Venendo allo scenario italiano, dal Report emerge come, complessivamente, tutti i player analizzati siano cresciuti nell’ultimo biennio, investendo in innovazione e nello sviluppo digitale. Analizzando infatti i risultati dell’edizione precedente, le banche incluse nel perimetro hanno aumentato il proprio indice di maturità digitale di oltre 10 punti percentuali, in più casi passando al cluster digitalmente più maturo. «La situazione italiana è molto jeopardizzata», osserva Trapassi. «Un elemento che sicuramente fa la differenza rispetto alla capacità di crescita digitale è la dimensione dell’azienda e la sua salute finanziaria: la digitalizzazione non è solo una questione di volontà, ma soprattutto di investimenti, di risorse, di strutture. Chi ha le risorse per sviluppare direttamente una strategia di trasformazione digitale ha un indubbio vantaggio dal punto di vista dell’innovazione competitiva rispetto a chi deve ricorrere a soluzioni standardizzate di fornitori terzi, che inevitabilmente rischiano di appiattire la proposizione».
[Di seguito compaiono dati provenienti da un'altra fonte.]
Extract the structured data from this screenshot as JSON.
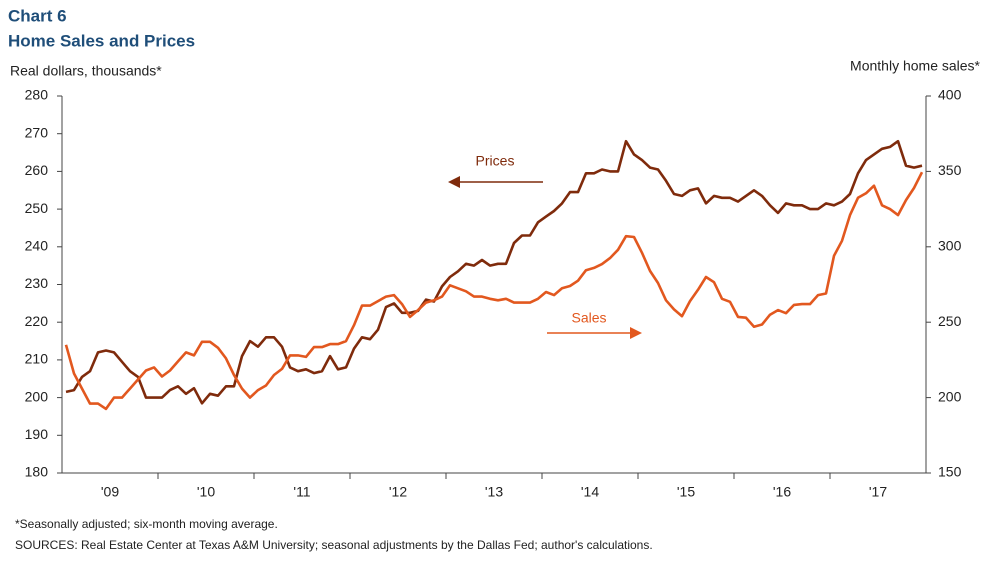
{
  "chart_data": {
    "type": "line",
    "title": "Chart 6",
    "subtitle": "Home Sales and Prices",
    "y_label": "Real dollars, thousands*",
    "y2_label": "Monthly home sales*",
    "notes": [
      "*Seasonally adjusted; six-month moving average.",
      "SOURCES: Real Estate Center at Texas A&M University; seasonal adjustments by the Dallas Fed; author's calculations."
    ],
    "annotations": [
      "Prices",
      "Sales"
    ],
    "categories": [
      null,
      null,
      null,
      null,
      null,
      null,
      "'09",
      null,
      null,
      null,
      null,
      null,
      null,
      null,
      null,
      null,
      null,
      null,
      "'10",
      null,
      null,
      null,
      null,
      null,
      null,
      null,
      null,
      null,
      null,
      null,
      "'11",
      null,
      null,
      null,
      null,
      null,
      null,
      null,
      null,
      null,
      null,
      null,
      "'12",
      null,
      null,
      null,
      null,
      null,
      null,
      null,
      null,
      null,
      null,
      null,
      "'13",
      null,
      null,
      null,
      null,
      null,
      null,
      null,
      null,
      null,
      null,
      null,
      "'14",
      null,
      null,
      null,
      null,
      null,
      null,
      null,
      null,
      null,
      null,
      null,
      "'15",
      null,
      null,
      null,
      null,
      null,
      null,
      null,
      null,
      null,
      null,
      null,
      "'16",
      null,
      null,
      null,
      null,
      null,
      null,
      null,
      null,
      null,
      null,
      null,
      "'17",
      null,
      null,
      null,
      null,
      null
    ],
    "ylim": [
      180,
      280
    ],
    "yticks": [
      180,
      190,
      200,
      210,
      220,
      230,
      240,
      250,
      260,
      270,
      280
    ],
    "y2lim": [
      150,
      400
    ],
    "y2ticks": [
      150,
      200,
      250,
      300,
      350,
      400
    ],
    "grid": false,
    "series": [
      {
        "name": "Prices",
        "color": "#7f2b0c",
        "axis": "y",
        "values": [
          201.5,
          202,
          205.5,
          207,
          212,
          212.5,
          212,
          209.5,
          207,
          205.5,
          200,
          200,
          200,
          202,
          203,
          201,
          202.5,
          198.5,
          201,
          200.5,
          203,
          203,
          211,
          215,
          213.5,
          216,
          216,
          213.5,
          208,
          207,
          207.5,
          206.5,
          207,
          211,
          207.5,
          208,
          213,
          216,
          215.5,
          218,
          224,
          225,
          222.5,
          222.5,
          223,
          226,
          225.5,
          229.5,
          232,
          233.5,
          235.5,
          235,
          236.5,
          235,
          235.5,
          235.5,
          241,
          243,
          243,
          246.5,
          248,
          249.5,
          251.5,
          254.5,
          254.5,
          259.5,
          259.5,
          260.5,
          260,
          260,
          268,
          264.5,
          263,
          261,
          260.5,
          257.5,
          254,
          253.5,
          255,
          255.5,
          251.5,
          253.5,
          253,
          253,
          252,
          253.5,
          255,
          253.5,
          251,
          249,
          251.5,
          251,
          251,
          250,
          250,
          251.5,
          251,
          252,
          254,
          259.5,
          263,
          264.5,
          266,
          266.5,
          268,
          261.5,
          261,
          261.5
        ]
      },
      {
        "name": "Sales",
        "color": "#e2581f",
        "axis": "y2",
        "values": [
          235,
          216,
          206,
          196,
          196,
          192.5,
          200,
          200,
          206,
          212,
          218,
          220,
          214,
          218,
          224,
          230,
          228,
          237,
          237,
          233,
          226,
          215,
          206,
          200,
          205,
          208,
          215,
          219,
          228,
          228,
          227,
          233.5,
          233.5,
          235.5,
          235.5,
          237.5,
          248,
          261,
          261,
          264,
          267,
          268,
          262,
          253.5,
          258,
          263,
          264.5,
          267,
          274.5,
          272.5,
          270.5,
          267,
          267,
          265.5,
          264.5,
          265.5,
          263,
          263,
          263,
          265.5,
          270,
          268,
          272.5,
          274,
          277.5,
          284.5,
          286,
          288.5,
          292.5,
          298,
          307,
          306.5,
          296,
          284,
          276,
          264.5,
          258.5,
          254,
          264,
          271.5,
          280,
          276.5,
          265.5,
          263.5,
          253.5,
          253,
          247,
          248.5,
          255,
          258,
          256,
          261.5,
          262,
          262,
          268,
          269,
          294,
          304,
          321,
          332.5,
          335.5,
          340.5,
          327.5,
          325,
          321,
          331,
          339,
          349.5
        ]
      }
    ]
  }
}
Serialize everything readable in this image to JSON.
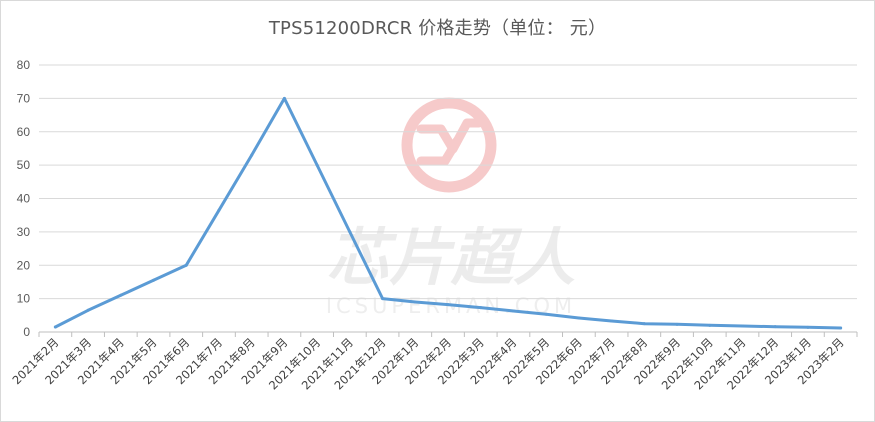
{
  "chart_data": {
    "type": "line",
    "title": "TPS51200DRCR 价格走势（单位： 元）",
    "categories": [
      "2021年2月",
      "2021年3月",
      "2021年4月",
      "2021年5月",
      "2021年6月",
      "2021年7月",
      "2021年8月",
      "2021年9月",
      "2021年10月",
      "2021年11月",
      "2021年12月",
      "2022年1月",
      "2022年2月",
      "2022年3月",
      "2022年4月",
      "2022年5月",
      "2022年6月",
      "2022年7月",
      "2022年8月",
      "2022年9月",
      "2022年10月",
      "2022年11月",
      "2022年12月",
      "2023年1月",
      "2023年2月"
    ],
    "series": [
      {
        "values": [
          1.5,
          6.5,
          11,
          15.5,
          20,
          36.5,
          53,
          70,
          50,
          30,
          10,
          9,
          8.2,
          7.3,
          6.3,
          5.3,
          4.2,
          3.3,
          2.5,
          2.3,
          2.0,
          1.8,
          1.6,
          1.4,
          1.2
        ]
      }
    ],
    "xlabel": "",
    "ylabel": "",
    "ylim": [
      0,
      80
    ],
    "yticks": [
      "0",
      "10",
      "20",
      "30",
      "40",
      "50",
      "60",
      "70",
      "80"
    ],
    "grid": true,
    "line_color": "#5b9bd5"
  },
  "watermark": {
    "main": "芯片超人",
    "sub": "ICSUPERMAN.COM",
    "logo_color": "#f4c7c7"
  }
}
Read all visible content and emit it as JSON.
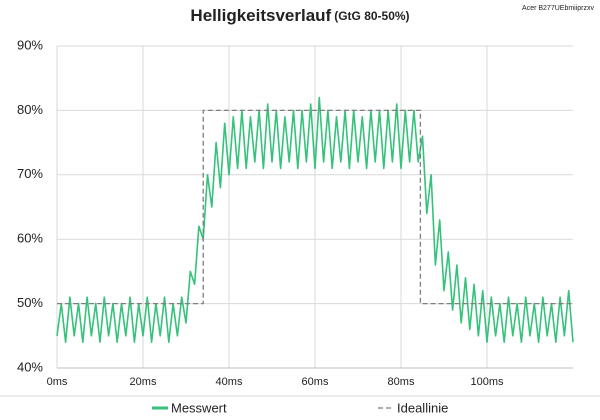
{
  "chart_data": {
    "type": "line",
    "title": "Helligkeitsverlauf",
    "subtitle": "(GtG 80-50%)",
    "corner_note": "Acer B277UEbmiiprzxv",
    "xlim": [
      0,
      120
    ],
    "ylim": [
      40,
      90
    ],
    "xticks": [
      {
        "value": 0,
        "label": "0ms"
      },
      {
        "value": 20,
        "label": "20ms"
      },
      {
        "value": 40,
        "label": "40ms"
      },
      {
        "value": 60,
        "label": "60ms"
      },
      {
        "value": 80,
        "label": "80ms"
      },
      {
        "value": 100,
        "label": "100ms"
      }
    ],
    "yticks": [
      {
        "value": 40,
        "label": "40%"
      },
      {
        "value": 50,
        "label": "50%"
      },
      {
        "value": 60,
        "label": "60%"
      },
      {
        "value": 70,
        "label": "70%"
      },
      {
        "value": 80,
        "label": "80%"
      },
      {
        "value": 90,
        "label": "90%"
      }
    ],
    "grid": true,
    "series": [
      {
        "name": "Messwert",
        "color": "#35c27a",
        "dash": false,
        "x": [
          0,
          1,
          2,
          3,
          4,
          5,
          6,
          7,
          8,
          9,
          10,
          11,
          12,
          13,
          14,
          15,
          16,
          17,
          18,
          19,
          20,
          21,
          22,
          23,
          24,
          25,
          26,
          27,
          28,
          29,
          30,
          31,
          32,
          33,
          34,
          35,
          36,
          37,
          38,
          39,
          40,
          41,
          42,
          43,
          44,
          45,
          46,
          47,
          48,
          49,
          50,
          51,
          52,
          53,
          54,
          55,
          56,
          57,
          58,
          59,
          60,
          61,
          62,
          63,
          64,
          65,
          66,
          67,
          68,
          69,
          70,
          71,
          72,
          73,
          74,
          75,
          76,
          77,
          78,
          79,
          80,
          81,
          82,
          83,
          84,
          85,
          86,
          87,
          88,
          89,
          90,
          91,
          92,
          93,
          94,
          95,
          96,
          97,
          98,
          99,
          100,
          101,
          102,
          103,
          104,
          105,
          106,
          107,
          108,
          109,
          110,
          111,
          112,
          113,
          114,
          115,
          116,
          117,
          118,
          119,
          120
        ],
        "values": [
          45,
          50,
          44,
          51,
          45,
          50,
          44,
          51,
          45,
          50,
          44,
          51,
          45,
          50,
          44,
          50,
          45,
          51,
          44,
          50,
          45,
          51,
          44,
          50,
          45,
          51,
          44,
          50,
          45,
          51,
          47,
          55,
          53,
          62,
          60,
          70,
          65,
          75,
          68,
          78,
          70,
          79,
          71,
          80,
          71,
          79,
          72,
          80,
          71,
          81,
          72,
          80,
          71,
          79,
          72,
          80,
          71,
          80,
          72,
          81,
          71,
          82,
          72,
          80,
          71,
          79,
          72,
          80,
          71,
          80,
          72,
          79,
          71,
          80,
          72,
          80,
          71,
          80,
          72,
          81,
          71,
          80,
          72,
          80,
          72,
          76,
          64,
          70,
          56,
          63,
          52,
          58,
          49,
          56,
          47,
          54,
          46,
          53,
          45,
          52,
          44,
          51,
          45,
          50,
          44,
          51,
          45,
          50,
          44,
          51,
          45,
          50,
          44,
          51,
          45,
          50,
          44,
          51,
          45,
          52,
          44
        ]
      },
      {
        "name": "Ideallinie",
        "color": "#7f7f7f",
        "dash": true,
        "x": [
          0,
          34,
          34,
          84.5,
          84.5,
          120
        ],
        "values": [
          50,
          50,
          80,
          80,
          50,
          50
        ]
      }
    ]
  }
}
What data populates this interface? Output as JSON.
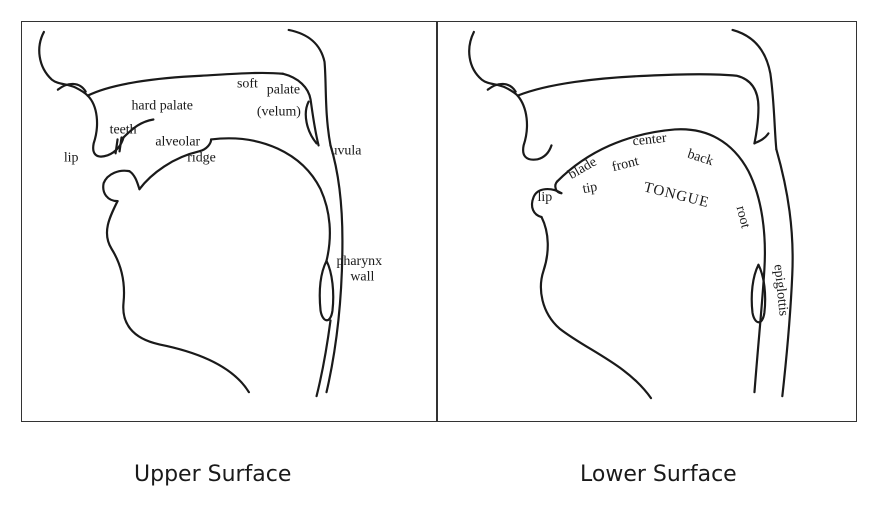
{
  "upper_panel": {
    "caption": "Upper Surface",
    "labels": {
      "soft": "soft",
      "palate": "palate",
      "hard_palate": "hard palate",
      "velum": "(velum)",
      "teeth": "teeth",
      "lip": "lip",
      "alveolar": "alveolar",
      "ridge": "ridge",
      "uvula": "uvula",
      "pharynx": "pharynx",
      "wall": "wall"
    }
  },
  "lower_panel": {
    "caption": "Lower Surface",
    "labels": {
      "center": "center",
      "blade": "blade",
      "front": "front",
      "back": "back",
      "lip": "lip",
      "tip": "tip",
      "tongue": "TONGUE",
      "root": "root",
      "epiglottis": "epiglottis"
    }
  }
}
Un altro tema chiave, collegato a questo, riguarda le competenze – a livello di persone e di “nuovi professionisti” - di cui le banche riescono a dotarsi. «Inizialmente si è trattato di professionalità legate alla customer e alla user experience digitale, le prime a essere integrate dalle banche, mentre via via lo scenario delle competenze necessarie si è evoluto, e sono diventati necessari data scientist (le banche sono aziende “data intensive”) e digital architects, esperti in grado di sviluppare nuovi framework tecnologici», spiega Trapassi. «Per far sì che la banca sia un’azienda attrattiva per questo tipo di professioni evolute l’incentivo della retribuzione non è sufficiente: bisogna dare a queste persone una prospettiva di crescita e di sviluppo che sia competitiva rispetto a offerte che arrivano, per esempio, dalle aziende del tech. La banca non deve sol provarci, ma deve crederci davvero, insomma».